Figure 4 class diagram of the package validation.

The learning procedure is executed a total of n times, every time with a different train/test split. Finally, the n error estimates are averaged to yield an overall error estimate.

ValidationStrategyFactory is a factory class for creating a validation strategy. It contains static methods for creating a validation strategy. The strategy to be instantiated and its parameters can be specified in the ties-config.xml file. See the TIES user's guide for an example of config file.

The Evaluation object evaluates the learned hypothesis. It provides standard precision, recall and f-measure figures. A ValidationResult is used for collecting a list of validation results. It provides the averaged result over the validation runs. This class provides a method for saving the validation result in CSV.

The util package

This package contains miscellaneous utility classes not described here. For details on the package contents see the TIES API documentation.

Extending TIES

In order to show that TIES can be extended easily, in the next subsection we propose as case of study the implementation of the Boosted Wrapper Induction.

[...]

Case of Study: BWI

This section describes the boosted wrapper induction object oriented implementation using the TIES API. Note that the boosting support will be generalized and moved in the ml.boosting package in the next release, but for the time being it is hardcoded as part of the bwi package.

The class diagrams of Figure 5.a and 5.b show the classes and interfaces of the bwi package. BWI is the main class of the package: it implements the Learner and Boosting interfaces. The former interface is described in The ml package. The latter, together with the WeakLearner interface, provides the abstraction of boosting.

As described in How TIES Works a validation object calls the learn method of BWI defined in the Learner interface. learn calls the boost method, defined in the Boosting interface, for learning a linear combination of weak hypotheses. Keeping separated the mechanism that runs the algorithm from its implementation gives a lot of flexibility. For instance, changing from AdaBoost to a different boosting technique requires only reimplementing the boost methods defined in Boosting, keeping untouch the other classes. In similar way, a new weak learner can be added just implementing the WeakLearner interface.

Figure 5.a Class diagram of the package bwi.

Once instantiated, the boosting algorithm repeatedly calls a weak learner implementation, for instance DefaultWeakLearner, over the training set and updates the examples weightings (Distribution). A WeakLearner object returns a weak hypothesis, i.e. a Detector. This process is represented in the sequence diagram shown in Figure 5.c.

The WeakLearnerFactory class is employed for creating a weak learner instance. The learner to be instantiated and its parameters can be specified in the ties-config.xml file. See the TIES user's guide for an example of config file.

Figure 5.b Class diagram of the package bwi.

The algorithm learns separately to recognize the beginning and end of the fields to be extracted and combines them, using the field length distribution, in a Wrapper object. The Wrapper class implements the Hypothesis interface providing methods for saving and loading a wrapper in XML format and for extracting a list of fields from an example set.

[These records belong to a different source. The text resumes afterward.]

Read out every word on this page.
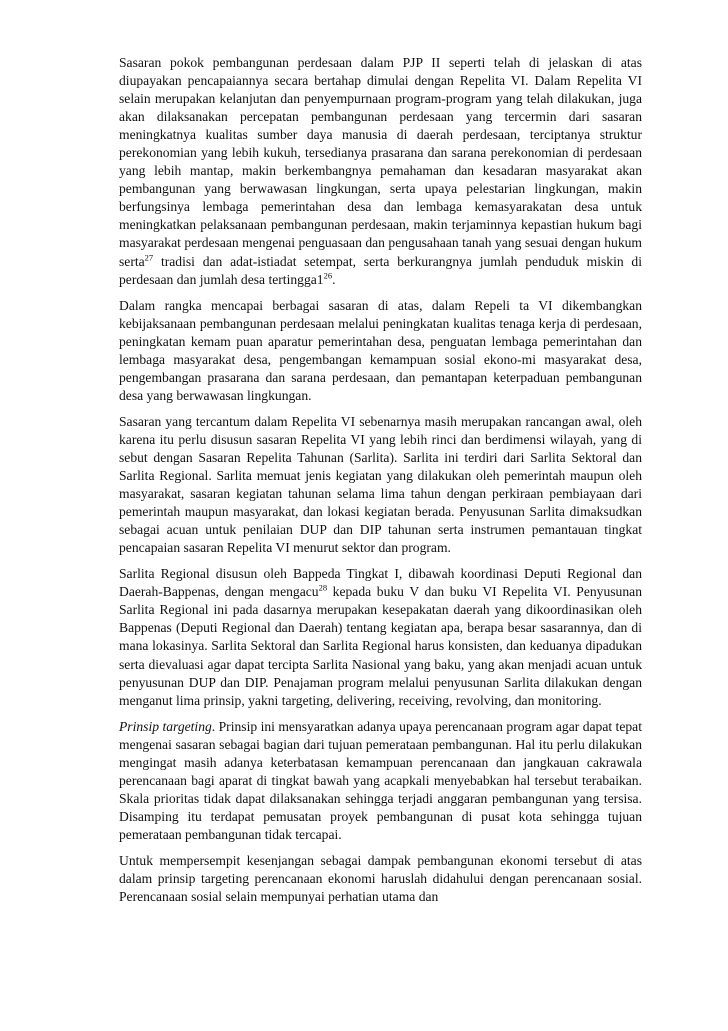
Sasaran pokok pembangunan perdesaan dalam PJP II seperti telah di jelaskan di atas diupayakan pencapaiannya secara bertahap dimulai dengan Repelita VI. Dalam Repelita VI selain merupakan kelanjutan dan penyempurnaan program-program yang telah dilakukan, juga akan dilaksanakan percepatan pembangunan perdesaan yang tercermin dari sasaran meningkatnya kualitas sumber daya manusia di daerah perdesaan, terciptanya struktur perekonomian yang lebih kukuh, tersedianya prasarana dan sarana perekonomian di perdesaan yang lebih mantap, makin berkembangnya pemahaman dan kesadaran masyarakat akan pembangunan yang berwawasan lingkungan, serta upaya pelestarian lingkungan, makin berfungsinya lembaga pemerintahan desa dan lembaga kemasyarakatan desa untuk meningkatkan pelaksanaan pembangunan perdesaan, makin terjaminnya kepastian hukum bagi masyarakat perdesaan mengenai penguasaan dan pengusahaan tanah yang sesuai dengan hukum serta$^{27}$ tradisi dan adat-istiadat setempat, serta berkurangnya jumlah penduduk miskin di perdesaan dan jumlah desa tertingga1$^{26}$.

Dalam rangka mencapai berbagai sasaran di atas, dalam Repeli ta VI dikembangkan kebijaksanaan pembangunan perdesaan melalui peningkatan kualitas tenaga kerja di perdesaan, peningkatan kemam puan aparatur pemerintahan desa, penguatan lembaga pemerintahan dan lembaga masyarakat desa, pengembangan kemampuan sosial ekono-mi masyarakat desa, pengembangan prasarana dan sarana perdesaan, dan pemantapan keterpaduan pembangunan desa yang berwawasan lingkungan.

Sasaran yang tercantum dalam Repelita VI sebenarnya masih merupakan rancangan awal, oleh karena itu perlu disusun sasaran Repelita VI yang lebih rinci dan berdimensi wilayah, yang di sebut dengan Sasaran Repelita Tahunan (Sarlita). Sarlita ini terdiri dari Sarlita Sektoral dan Sarlita Regional. Sarlita memuat jenis kegiatan yang dilakukan oleh pemerintah maupun oleh masyarakat, sasaran kegiatan tahunan selama lima tahun dengan perkiraan pembiayaan dari pemerintah maupun masyarakat, dan lokasi kegiatan berada. Penyusunan Sarlita dimaksudkan sebagai acuan untuk penilaian DUP dan DIP tahunan serta instrumen pemantauan tingkat pencapaian sasaran Repelita VI menurut sektor dan program.

Sarlita Regional disusun oleh Bappeda Tingkat I, dibawah koordinasi Deputi Regional dan Daerah-Bappenas, dengan mengacu$^{28}$ kepada buku V dan buku VI Repelita VI. Penyusunan Sarlita Regional ini pada dasarnya merupakan kesepakatan daerah yang dikoordinasikan oleh Bappenas (Deputi Regional dan Daerah) tentang kegiatan apa, berapa besar sasarannya, dan di mana lokasinya. Sarlita Sektoral dan Sarlita Regional harus konsisten, dan keduanya dipadukan serta dievaluasi agar dapat tercipta Sarlita Nasional yang baku, yang akan menjadi acuan untuk penyusunan DUP dan DIP. Penajaman program melalui penyusunan Sarlita dilakukan dengan menganut lima prinsip, yakni targeting, delivering, receiving, revolving, dan monitoring.

Prinsip targeting. Prinsip ini mensyaratkan adanya upaya perencanaan program agar dapat tepat mengenai sasaran sebagai bagian dari tujuan pemerataan pembangunan. Hal itu perlu dilakukan mengingat masih adanya keterbatasan kemampuan perencanaan dan jangkauan cakrawala perencanaan bagi aparat di tingkat bawah yang acapkali menyebabkan hal tersebut terabaikan. Skala prioritas tidak dapat dilaksanakan sehingga terjadi anggaran pembangunan yang tersisa. Disamping itu terdapat pemusatan proyek pembangunan di pusat kota sehingga tujuan pemerataan pembangunan tidak tercapai.

Untuk mempersempit kesenjangan sebagai dampak pembangunan ekonomi tersebut di atas dalam prinsip targeting perencanaan ekonomi haruslah didahului dengan perencanaan sosial. Perencanaan sosial selain mempunyai perhatian utama dan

Figure 5.c Sequence diagram of the package bwi.

In TIES the procedure which in [1] is called BWI corresponds to the learn method of the BWI class, while the AdaBoost procedure corresponds to the boost method defined in Boosting. Finally, the procedure LearnDetector corresponds to the learnDetector defined in WeakLearner.

Plugging TIES

This section describes how to plug TIES in an application program.

[...]

Bibliography

[1] D. Freitag & N. Kushmerick, "Boosted wrapper induction", AAAI-00 (Austin), pp. 577-583.